A interinidade constitucional


A Carta Constitucional foi solemnemente jurada em Lisboa a 31 de Julho e o tom da proclamação da infanta, datada de 1.º d'Agosto, denuncia claramente as influencias que sobre ella actuavam n'essa occasião. Canning desapprovou muito a forma d'esse documento, achando que n'elle se abandonara a linguagem «contida e medida» (guarded and temperate) que até então assignalara as declarações da regente, para adoptar-se um ar « fanfarrão e declamatorio» (vaunting and exclamatory) exprimindo intimações de vingança — em summa um sabor revolucionario[1].

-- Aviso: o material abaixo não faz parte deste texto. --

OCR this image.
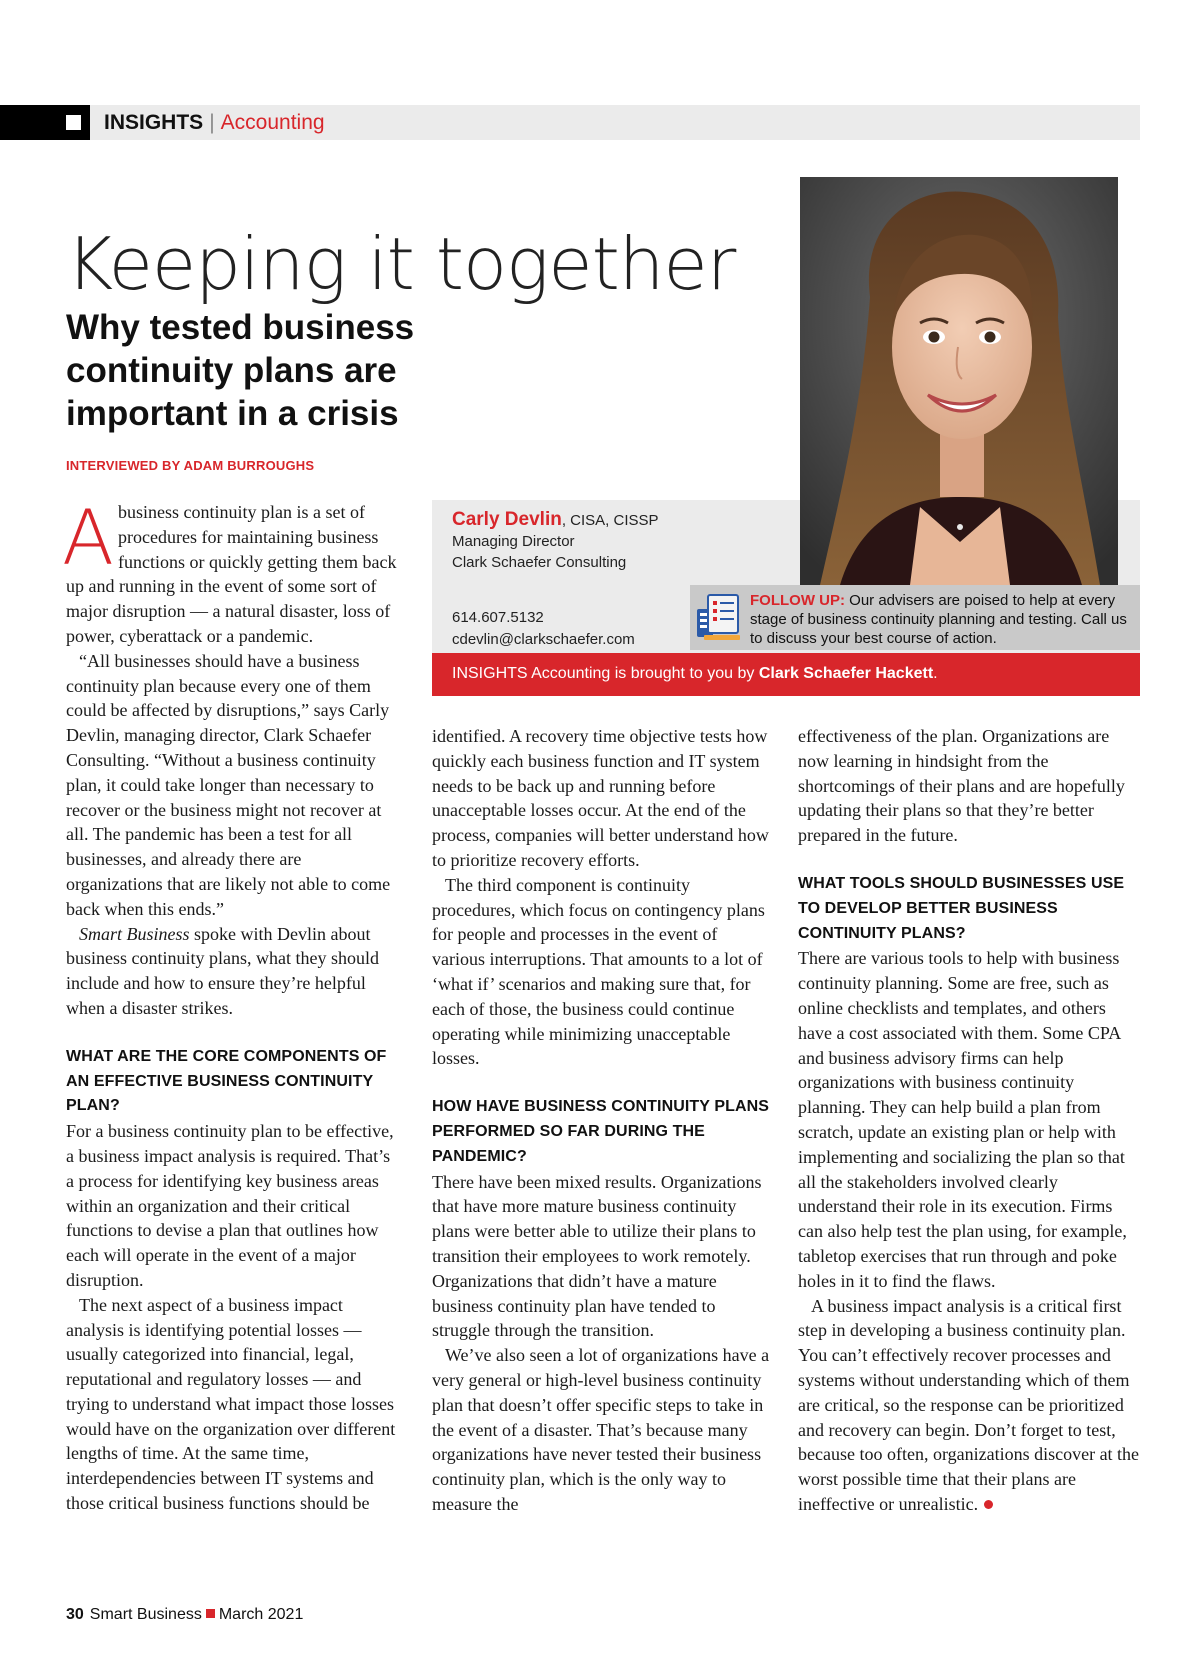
INSIGHTS | Accounting
Keeping it together
Why tested business continuity plans are important in a crisis
INTERVIEWED BY ADAM BURROUGHS
Carly Devlin, CISA, CISSP
Managing Director
Clark Schaefer Consulting
614.607.5132
cdevlin@clarkschaefer.com
FOLLOW UP: Our advisers are poised to help at every stage of business continuity planning and testing. Call us to discuss your best course of action.
INSIGHTS Accounting is brought to you by Clark Schaefer Hackett.

Abusiness continuity plan is a set of procedures for maintaining business functions or quickly getting them back up and running in the event of some sort of major disruption — a natural disaster, loss of power, cyberattack or a pandemic.

“All businesses should have a business continuity plan because every one of them could be affected by disruptions,” says Carly Devlin, managing director, Clark Schaefer Consulting. “Without a business continuity plan, it could take longer than necessary to recover or the business might not recover at all. The pandemic has been a test for all businesses, and already there are organizations that are likely not able to come back when this ends.”

Smart Business spoke with Devlin about business continuity plans, what they should include and how to ensure they’re helpful when a disaster strikes.

WHAT ARE THE CORE COMPONENTS OF AN EFFECTIVE BUSINESS CONTINUITY PLAN?

For a business continuity plan to be effective, a business impact analysis is required. That’s a process for identifying key business areas within an organization and their critical functions to devise a plan that outlines how each will operate in the event of a major disruption.

The next aspect of a business impact analysis is identifying potential losses — usually categorized into financial, legal, reputational and regulatory losses — and trying to understand what impact those losses would have on the organization over different lengths of time. At the same time, interdependencies between IT systems and those critical business functions should be

identified. A recovery time objective tests how quickly each business function and IT system needs to be back up and running before unacceptable losses occur. At the end of the process, companies will better understand how to prioritize recovery efforts.

The third component is continuity procedures, which focus on contingency plans for people and processes in the event of various interruptions. That amounts to a lot of ‘what if’ scenarios and making sure that, for each of those, the business could continue operating while minimizing unacceptable losses.

HOW HAVE BUSINESS CONTINUITY PLANS PERFORMED SO FAR DURING THE PANDEMIC?

There have been mixed results. Organizations that have more mature business continuity plans were better able to utilize their plans to transition their employees to work remotely. Organizations that didn’t have a mature business continuity plan have tended to struggle through the transition.

We’ve also seen a lot of organizations have a very general or high-level business continuity plan that doesn’t offer specific steps to take in the event of a disaster. That’s because many organizations have never tested their business continuity plan, which is the only way to measure the

effectiveness of the plan. Organizations are now learning in hindsight from the shortcomings of their plans and are hopefully updating their plans so that they’re better prepared in the future.

WHAT TOOLS SHOULD BUSINESSES USE TO DEVELOP BETTER BUSINESS CONTINUITY PLANS?

There are various tools to help with business continuity planning. Some are free, such as online checklists and templates, and others have a cost associated with them. Some CPA and business advisory firms can help organizations with business continuity planning. They can help build a plan from scratch, update an existing plan or help with implementing and socializing the plan so that all the stakeholders involved clearly understand their role in its execution. Firms can also help test the plan using, for example, tabletop exercises that run through and poke holes in it to find the flaws.

A business impact analysis is a critical first step in developing a business continuity plan. You can’t effectively recover processes and systems without understanding which of them are critical, so the response can be prioritized and recovery can begin. Don’t forget to test, because too often, organizations discover at the worst possible time that their plans are ineffective or unrealistic.

30 Smart Business March 2021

O estadista inglez pensava que Portugal devia esforçar-se por não provocar a Europa e particularmente a Hespanha. Era mistér usar de moderação, ser differente do que se fôra em 1820-22 — « distanciar o mais possivel a orientação dos novos debates da d'aquellas cortes, em vez de recordar ao mundo o alarme causado pela sua extravagancia »[2]. Entretanto espiritos desannuviados mas equilibrados como o de Almeida Garrett, o mais brilhante representante do romantismo em Portugal, entendem que a revolução de 1820 não ousou emprehender uma reorganização social radical bastante, conforme o exigiam as condições do paiz. Apenas mudaram os homens, isto é, o pessoal governativo: as cousas ficaram mais ou menos no que estavam[3].

Em Londres, em Vienna e em Pariz commentou-se a phrase

  1. «Como a primeira entre as subditas de S. M. I. e R. é meu primeiro dever pôr em immediata e rigorosa execução a Sabia Carta Constitucional que do alto do seu throno deu aos seus subditos portuguezes Meu Augusto Irmão e nosso Legitimo Soberano Dom Pedro IV, cujo nome glorioso é repetido com admiração, respeito e estupefacção na America, na Europa e no mundo inteiro. Executarei pois e farei executar esse immortal Codigo Constitucional, unica taboa da nossa salvação politica. Ai d'aquelle que fizer opposição. A Lei o punirá sem piedade e eu serei tão inexoravel quanto a Lei».
  2. Despacho de 19 de Agosto de 1826, B. R. O., F. O.
  3. Portugal na balança da Europa.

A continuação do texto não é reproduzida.